Lost Villages Museum near Cornwall, Ontario

Lost Villages Museum

I'd not heard of this before.

We took a trip to Cardinal. Then kept on driving.

They put in the canal along the St. Laurence Seaway, and had to flood about 10 villages for the hydro dam.
The historical society has a terrific website.

The St. Lawrence Project

 The photographs are amazing. Ghost Town Pix
Section 3 writes of the people living in these villages who created a living by serving those who passed through. Eventually, they built mills, harnessing the water in the Long Sault.

This ended when the seaway was installed, but people in the declining villages could see what was coming.
Change is always difficult. Each home owner had to negotiate the purchase of their house.

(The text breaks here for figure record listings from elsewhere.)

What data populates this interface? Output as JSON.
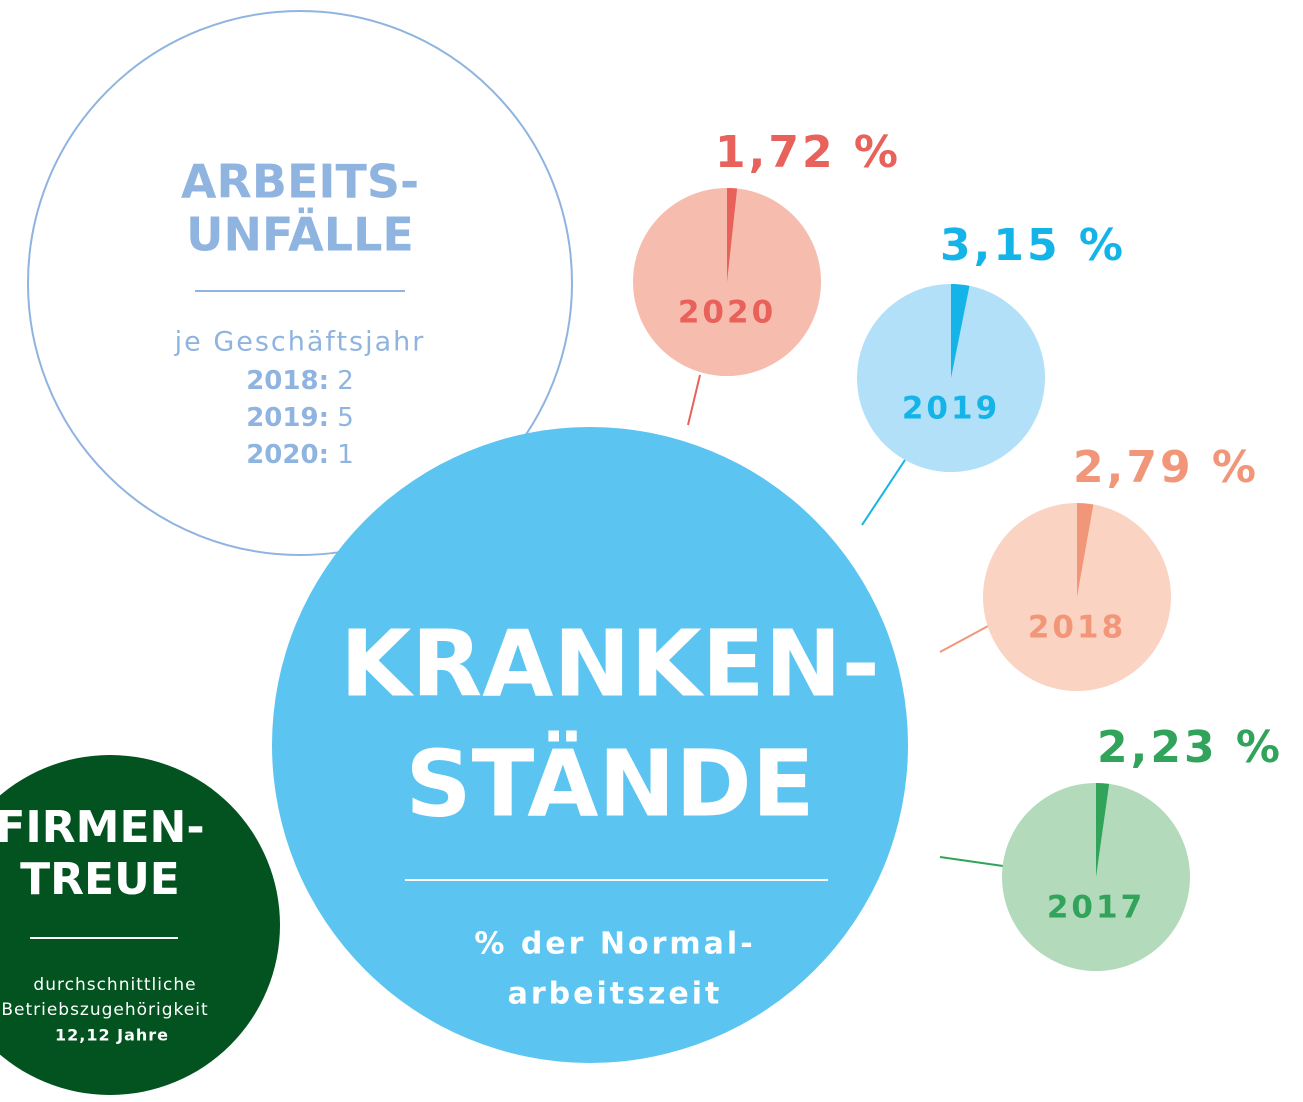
{
  "arbeitsunfaelle": {
    "title_lines": [
      "ARBEITS-",
      "UNFÄLLE"
    ],
    "subtitle": "je Geschäftsjahr",
    "rows": [
      {
        "year": "2018:",
        "value": 2
      },
      {
        "year": "2019:",
        "value": 5
      },
      {
        "year": "2020:",
        "value": 1
      }
    ]
  },
  "krankenstaende": {
    "title_lines": [
      "KRANKEN-",
      "STÄNDE"
    ],
    "subtitle_lines": [
      "% der Normal-",
      "arbeitszeit"
    ],
    "pies": [
      {
        "year": "2020",
        "value": 1.72,
        "value_label": "1,72 %",
        "color": "#e8615a",
        "fill": "#f6bcae"
      },
      {
        "year": "2019",
        "value": 3.15,
        "value_label": "3,15 %",
        "color": "#15b4e8",
        "fill": "#b2e0f8"
      },
      {
        "year": "2018",
        "value": 2.79,
        "value_label": "2,79 %",
        "color": "#f2967a",
        "fill": "#fbd3c3"
      },
      {
        "year": "2017",
        "value": 2.23,
        "value_label": "2,23 %",
        "color": "#31a35a",
        "fill": "#b2dabb"
      }
    ]
  },
  "firmentreue": {
    "title_lines": [
      "FIRMEN-",
      "TREUE"
    ],
    "subtitle_lines": [
      "durchschnittliche",
      "Betriebszugehörigkeit"
    ],
    "value_label": "12,12 Jahre"
  }
}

There are several buildings representing the past and the period of the time. Lots of artifacts, too. It's a delightful spot if you are passing through, with a place to picnic.


Lost Villages Museum

This map shows the flooded villages
 is located in Ault Park on Fran Laflamme Drive, 3km east of Long Sault, Ontario. The museum site consists of ten heritage buildings, moved and restored to Ault Park from The Lost Villages and surrounding townships by the members of The Lost Villages Historical Society. Both the interiors and exteriors of the buildings have been restored, and they have been assembled in a village-like setting at Ault Park. The buildings commemorate the inundation of lands, to the south of the museum complex, on July 1, 1958.  
Bridge to the US
They began negotiations with the US government, finished in 1932, but the Senate in the US did not ratify.  They tried again in 1941, but didn't accomplish anything until after the war.
The Seaway project had two purposes. Primarily it was to provide Eastern Ontario and Upstate New York with much low-cost hydroelectric power. Secondly, replacing the antiquated 110 year-old Cornwall Canal, with a system that could handle the larger ocean-going shipping vessels, was needed to provide greater access to the inland ports on the Great Lakes.

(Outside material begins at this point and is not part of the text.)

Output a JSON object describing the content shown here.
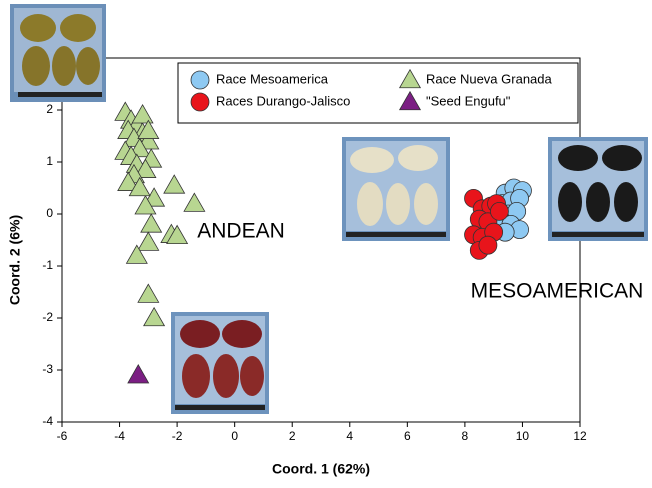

This building was taken apart, and put back here.
It was a long, complicated process to make the seaway navigable. The first canals opened in 1783. The Cornwall Canal was begun in 1834 and went inland to Dickinson's Landing, taking boats up to 186' long. They finished it in 1842.
They made it up to Lake Superior, through shallow canals in the Welland Canal in 1900. Eventually this part of the project was finished in 1958.
Teachers will find this poster amusing.
parts of the plant!
Old schoolhouse
church
Love the organ!


6 comments:

Billy Blue Eyes said...

Reminds me of the Elan Valley which was flooded behind a dam, A church was covered in water so they built a new one above on the side of the Reservoir, it's one of the few I have visited with no electricity.

Kay L. Davies said...

I kept reading this, and all the dates were so distant, I was beginning to wonder if I had imagined hearing about the completion of the Seaway. But 1958...yes, I do remember!
Whew! My memory is pretty bad, but I had that right.
So glad the lost towns have a place to shine, even today. I remember when a huge hydroelectric dam was built in BC in the 1960s, causing some uproar and many tears.
K

Judy said...

Cool!!! They have a display about building the Seaway at Upper Canada Village, too, but I thought that was the only one! I always have to wander among the old gravestones that were rescued from the flooding...

Red said...

The canal was a huge project with a fair bit of controversy. The villages were certainly part of the controversy.

Yamini MacLean said...

Hari OM
Oh this is so wonderful and I love how you help us to explore with you! The bridge reminds me of the Forth Road Bridge in Scotland.

YAM xx

Yogi♪♪♪ said...

Whenever there is "progress" there are victims.